Miriam Konstam, née Schaechter, originally of Boro Park, is an accountant for high-tech clients in Eretz Yisrael. The fascinating thing about this is not that she runs her own accounting firm—but how she runs it. Her employees are all frum women, and she takes her accounting expertise up a notch by accounting for every employee’s positive contributions to the firm, publicly sharing her thoughts on that at the company’s communal Rosh Chodesh lunch.
Yes, Rosh Chodesh at MK Tax Ltd. is an office celebration! And get this: The day starts with a group visit to the Kosel. But I’m getting ahead of myself. Let’s go back to where it all began, how a chasidishe Bais Yaakov girl ended up in this high-level field predominantly occupied by men.

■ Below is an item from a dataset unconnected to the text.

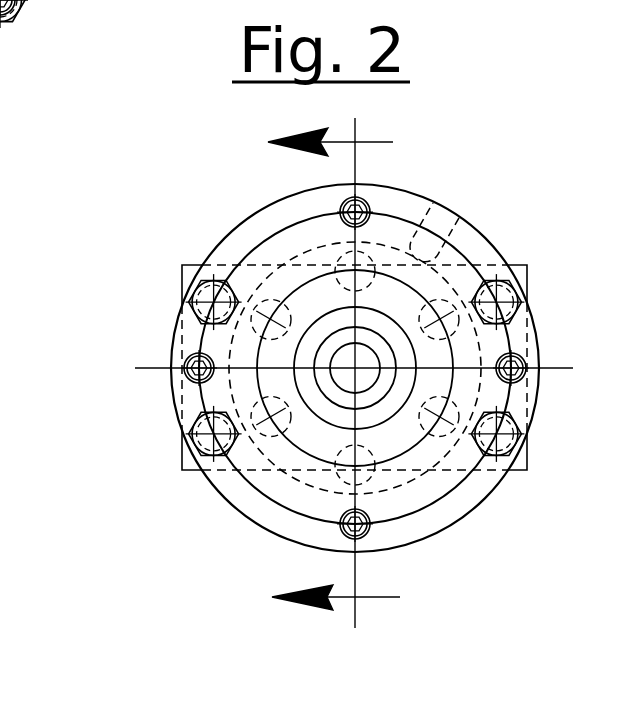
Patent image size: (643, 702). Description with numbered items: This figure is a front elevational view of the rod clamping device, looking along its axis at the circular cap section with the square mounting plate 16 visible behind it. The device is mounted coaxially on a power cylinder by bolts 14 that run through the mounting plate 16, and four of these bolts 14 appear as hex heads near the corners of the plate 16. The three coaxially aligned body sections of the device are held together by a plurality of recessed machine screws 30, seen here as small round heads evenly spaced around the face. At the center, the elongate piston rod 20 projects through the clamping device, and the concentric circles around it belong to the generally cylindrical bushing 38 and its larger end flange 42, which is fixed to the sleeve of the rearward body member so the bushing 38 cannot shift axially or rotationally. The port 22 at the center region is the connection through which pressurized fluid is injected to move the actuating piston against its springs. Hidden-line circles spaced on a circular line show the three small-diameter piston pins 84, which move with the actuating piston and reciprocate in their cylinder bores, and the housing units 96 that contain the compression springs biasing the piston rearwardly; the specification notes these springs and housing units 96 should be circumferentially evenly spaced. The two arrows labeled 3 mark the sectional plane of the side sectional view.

As a kid, Miriam was already a leader. In eighth grade, she staged an election campaign to mimic what was happening in the real world, and the entire student body voted for her as president. She also co-headed the dance group in high school productions, recruiting and directing.
Her father, formerly from Belgium, worked in diamonds; her mother was a homemaker who cared for their 12 children, ka”h, so a career in accounting for their oldest daughter wasn’t exactly carved into their lifestyle. But when she finished high school, with her father’s encouragement, Miriam focused on preparing for a profession. Back then, the only option for a frum girl in Brooklyn, besides special education—which Miriam had no interest in—was accounting.
“Ironically,” she says, “even though I am very much a people person and accounting is stereotypically seen as a dry and boring profession, it appealed to me.”
She enrolled in a frum two-and-a-half-year college program that was run by an African American community college in Crown Heights, Brooklyn. The frum group met in Boro Park every evening and on Sundays. “The college was thrilled with us because we were getting top grades, which increased their ratings.”